Latitude.sh experienced a critical incident on July 29, 2025 affecting Databases and Filesystem, lasting 2d 3h. The incident has been resolved; the full update timeline is below.

Started
Jul 29, 2025, 03:07 PM UTC
Resolved
Jul 31, 2025, 06:52 PM UTC
Duration
2d 3h
Detected by Pingoru
Jul 29, 2025, 03:07 PM UTC

Affected components

DatabasesFilesystem

Update timeline

  1. investigating Jul 29, 2025, 03:07 PM UTC

    We have identified an issue with our Databases cluster, which has impacted the application availability. Our team is actively working on restoring these services.

  2. identified Jul 30, 2025, 02:05 AM UTC

    The issue has been identified and a fix is being implemented.
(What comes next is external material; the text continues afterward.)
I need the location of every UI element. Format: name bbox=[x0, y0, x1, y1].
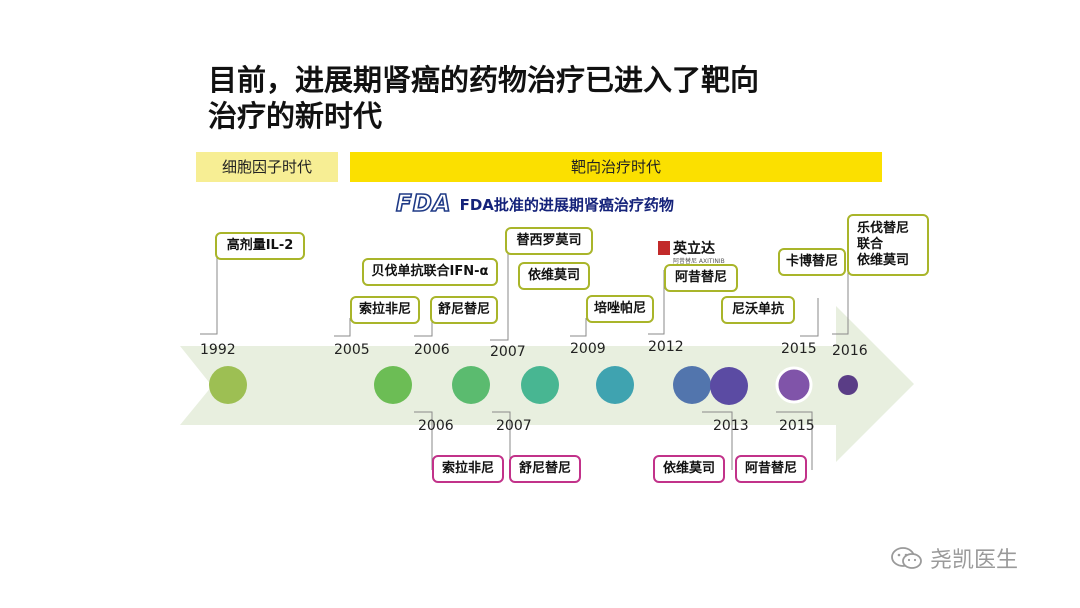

  3. resolved Jul 31, 2025, 06:52 PM UTC

    This incident has been resolved.

  4. postmortem Jul 31, 2025, 06:56 PM UTC

    **Impact:** All customer databases in the Dallas region experienced unavailability during this window. No data loss occurred. On July 28th, 2025, the Latitude.sh Databases cluster in our Dallas region experienced a critical failure due to a broader site-level outage. The incident led to the loss of the cluster’s internal state, rendering it unsalvageable. As a result, all customer databases in this region became unavailable. Our engineering team immediately initiated recovery efforts. We provisioned a new environment, redeployed the database control plane, and restored each customer database from off-site backups. After 35 hours of continuous work, services were fully restored. All customer data is safe and accessible. However, configuration-level metadata \(such as trusted sources\) could not be recovered and must be manually recreated. The failure originated from the control plane node pool of the Dallas cluster. The resulting corruption of the cluster’s internal state made it impossible to safely recover or rejoin the remaining nodes. Compounding the issue was the absence of recent control plane snapshots, which limited restoration options. We are conducting a full forensic analysis to determine the root cause of the corruption and evaluate the failover mechanisms that were expected to mitigate such an event. **Impact** * **All databases in Dallas were unavailable for the period** * **All customer data was preserved** and restored to new clusters * **Trusted sources \(firewall rules\)** were lost and must be reconfigured by customers **Immediate Actions Taken** * Isolated the failed cluster to prevent further damage * Deployed a new cluster in Dallas * Restored customer databases from off-site backups * Validated database integrity and access for each tenant **Customer Actions Required** Since all databases were recreated in a new environment, customers **must take the following steps**: 1. **Update Database Connection URIs and Credentials** Your database URI and credentials have changed. Please check your dashboard or reach out to support to retrieve your new connection details. 2. **Recreate Trusted Sources** Any previously configured trusted sources \(firewall allowlists\) were not recoverable and need to be manually re-added. 3. **Review Application Integrations** If you have automated services or applications depending on the old URI or IPs, ensure those are updated to avoid connectivity issues.